In the judgment made in 2005, the Supreme Court of Estonia has said the following: “It is clear that in the case of electronic voting in an uncontrolled medium, that is via Internet outside a polling division, it is more difficult for the state to guarantee that voting is free of external influence and secret./../ The Chamber is of the opinion that the possibility to change one’s electronic vote is necessary for guaranteeing the freedom of elections and secrecy of voting.

5. Why restrict the time for checking an i-vote?

The purpose of the QR-code is to allow the voter to check immediately after voting whether their i-vote has correctly reached the i-ballot box. The restriction of 15 minutes and up to three checks is meant as a precautionary measure to preserve the secrecy of voting. It means that even if somebody photographs this code or forwards it somewhere, nobody else can use it to view the voter’s decision.

The i-vote is essentially a digitally signed document, and nobody can ever change that specific vote in any way. If the voter feels that they were not free when casting their vote, they can annul their i-vote by voting again online or by a paper ballot at a polling place.

6. What to do when the virus protection program on my device sees the voter application as a threat and moves it to quarantine?

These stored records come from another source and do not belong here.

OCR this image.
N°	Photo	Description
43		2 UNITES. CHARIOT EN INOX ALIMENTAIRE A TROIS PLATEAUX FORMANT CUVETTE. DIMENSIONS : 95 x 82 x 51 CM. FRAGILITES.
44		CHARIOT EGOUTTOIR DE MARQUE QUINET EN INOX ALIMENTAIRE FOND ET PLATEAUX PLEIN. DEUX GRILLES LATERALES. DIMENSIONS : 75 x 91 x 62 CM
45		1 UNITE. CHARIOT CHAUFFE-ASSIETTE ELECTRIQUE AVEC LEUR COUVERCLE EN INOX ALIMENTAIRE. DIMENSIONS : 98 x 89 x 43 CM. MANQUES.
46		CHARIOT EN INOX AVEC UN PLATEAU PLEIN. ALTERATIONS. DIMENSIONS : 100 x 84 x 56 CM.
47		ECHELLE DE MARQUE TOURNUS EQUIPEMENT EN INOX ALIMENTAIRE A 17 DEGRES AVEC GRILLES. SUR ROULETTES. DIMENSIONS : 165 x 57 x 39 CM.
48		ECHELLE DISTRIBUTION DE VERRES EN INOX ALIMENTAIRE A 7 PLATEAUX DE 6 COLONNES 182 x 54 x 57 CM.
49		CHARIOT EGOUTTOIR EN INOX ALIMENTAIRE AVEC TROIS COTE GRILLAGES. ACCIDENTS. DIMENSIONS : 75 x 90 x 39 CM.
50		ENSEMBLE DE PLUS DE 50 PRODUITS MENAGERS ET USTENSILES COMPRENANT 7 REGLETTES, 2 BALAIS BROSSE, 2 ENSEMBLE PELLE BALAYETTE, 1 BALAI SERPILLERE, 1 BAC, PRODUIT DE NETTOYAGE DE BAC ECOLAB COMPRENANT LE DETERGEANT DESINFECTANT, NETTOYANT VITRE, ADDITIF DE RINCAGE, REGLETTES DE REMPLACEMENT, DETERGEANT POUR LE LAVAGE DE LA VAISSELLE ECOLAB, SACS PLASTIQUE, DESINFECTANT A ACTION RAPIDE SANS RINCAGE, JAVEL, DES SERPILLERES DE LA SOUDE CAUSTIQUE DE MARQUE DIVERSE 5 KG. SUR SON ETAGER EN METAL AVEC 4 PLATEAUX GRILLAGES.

Although producers of virus protection programs have been notified, and they have been asked to categorise the voter application among allowed applications, some virus protection programs may hinder the opening of the voter application on a device. To solve the problem, please update your virus protection software. If this does not help, include the voter application among exceptions in your virus protection program. If this does not help either, please disable your virus protection program for the time when you are e-voting, or e-vote on another device.

7. I voted at the polling place and later I also voted online at home. How is it possible?
After the end of the online voting or i-voting period (on Saturday at 8 p.m.), the State Electoral Office annuls the repeated i-votes. The last i-vote cast by the voter will count. Then the list of i-voters will be downloaded into the election information system.

Before the counting of i-votes on the evening of election day, the State Electoral Office annuls the i-votes of voters who have voted by paper ballot at a polling place. If the voter has cast their vote both online and by a paper ballot at a polling place, the vote cast on a paper ballot will count.

Annulment of i-votes cast by the voters who also voted on paper can take place only after the voting at polling places has ended. The list of voters who have cast their votes both on paper and online is then extracted from the election information system. On the basis of this list, the i-votes of the voters who also voted by paper ballot at a polling place are annulled.